3) Communicate even if there’s nothing to communicate, and make a point of acknowledging that you’ve received the last communication that the user sent. Make the user aware that their ticket is with you and it’s not sitting in the system unassigned – you have ownership of it. If you’re waiting for something to happen before you can progress it then make the user aware. Maintaining dialogue tells the user that you’re aware of their issue, that it’s something that will be resolved ASAP and that the issue (and the user) is important to you.
4) Set realistic expectations in terms of when you expect the issue to be resolved by, based up your initial assessment of it’s complexity, and don’t be afraid to explain to the user at the outset that other IT personnel / IT groups may be needed to resolve the issue if that’s likely to be the case. Be wary of over-promising, especially if your initial assessment of the ticket suggests that it may take time or additional resource / personnel to resolve. If the ticket moves to another IT team or needs additional resource then the likelihood is that you can’t control the next steps in the ticket.
5) Make sure that you meet that expectation set. It’s better to under-promise and over-deliver than over-promise and under-deliver.
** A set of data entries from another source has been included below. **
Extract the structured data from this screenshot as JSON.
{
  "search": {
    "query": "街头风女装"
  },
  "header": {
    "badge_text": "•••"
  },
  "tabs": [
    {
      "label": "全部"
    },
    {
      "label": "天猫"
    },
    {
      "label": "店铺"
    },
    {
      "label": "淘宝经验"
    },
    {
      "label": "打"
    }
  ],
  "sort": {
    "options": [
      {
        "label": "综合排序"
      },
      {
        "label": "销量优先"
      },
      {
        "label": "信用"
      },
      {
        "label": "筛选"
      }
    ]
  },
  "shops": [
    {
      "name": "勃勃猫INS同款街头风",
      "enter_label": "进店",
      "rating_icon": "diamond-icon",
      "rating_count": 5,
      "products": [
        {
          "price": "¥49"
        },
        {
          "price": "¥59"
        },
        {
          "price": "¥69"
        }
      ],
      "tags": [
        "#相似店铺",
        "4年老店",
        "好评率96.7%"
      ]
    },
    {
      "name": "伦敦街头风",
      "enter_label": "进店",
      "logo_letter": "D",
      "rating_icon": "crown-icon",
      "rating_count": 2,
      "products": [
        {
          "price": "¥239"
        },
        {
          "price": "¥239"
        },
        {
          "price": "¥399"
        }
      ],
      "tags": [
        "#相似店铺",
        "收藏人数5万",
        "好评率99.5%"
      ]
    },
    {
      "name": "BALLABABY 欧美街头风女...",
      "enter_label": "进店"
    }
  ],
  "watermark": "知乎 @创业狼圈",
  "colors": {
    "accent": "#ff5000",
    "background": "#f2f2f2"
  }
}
6) Give the user a limited number of opportunities to engage with you rather than endlessly calling / emailing them without response. Make yourself accessible, but an efficient help desk operation has limits as to how many contact attempts can be made before closing the ticket. People are busy, but if you’re chasing the user up and they’re not making themselves available then your time could be spent resolving other people’s tickets. Perhaps after 2 failed attempts to engage the user, make them aware that if you don’t get the information / access to their system then you’ll need to close the ticket and the user will need to raise another ticket for their issue to be addressed.
7) Ensure you make good notes in the ticket – from a user’s point of view it’s very irritating to be asked the same questions by various techs because there’s no history or notes in the ticket. If your ticket system sends ticket closure messages which can include free text then, if appropriate, take the opportunity to explain any action the user could take to avoid experiencing the issue again, or what they could do to address the issue themselves if it happens again.
8) Ensure you have a system in place for users to provide feedback and complete surveys, as this helps you to identify strengths and weaknesses within your IT support function. Survey questions should be concise, not open to interpretation, and ideally limited to around 5 questions that can be answered quickly (for example using ratings from 1-5).
9) Consider what’s more important – SLA compliance / metrics or survey scores. Appropriate survey questions will tell you whether you, as a support function, responded promptly, resolved the issue quickly enough, you communicated well, you were professional / knowledgeable and give a good general indication of how overall the ticket was handled. SLA metrics often provide useful information too but these metrics don’t give you the full picture. Conditioning your support personnel to expect the user to complete a survey for every ticket will drive up standards, both as a group and for each individual in your support function.
10) Let the customer decide when the issue is resolved, and when the ticket can be closed. Although it suites a metrics-driven operation to close the ticket ASAP, closing a ticket prematurely will likely result in a poor survey score and a dissatisfied customer.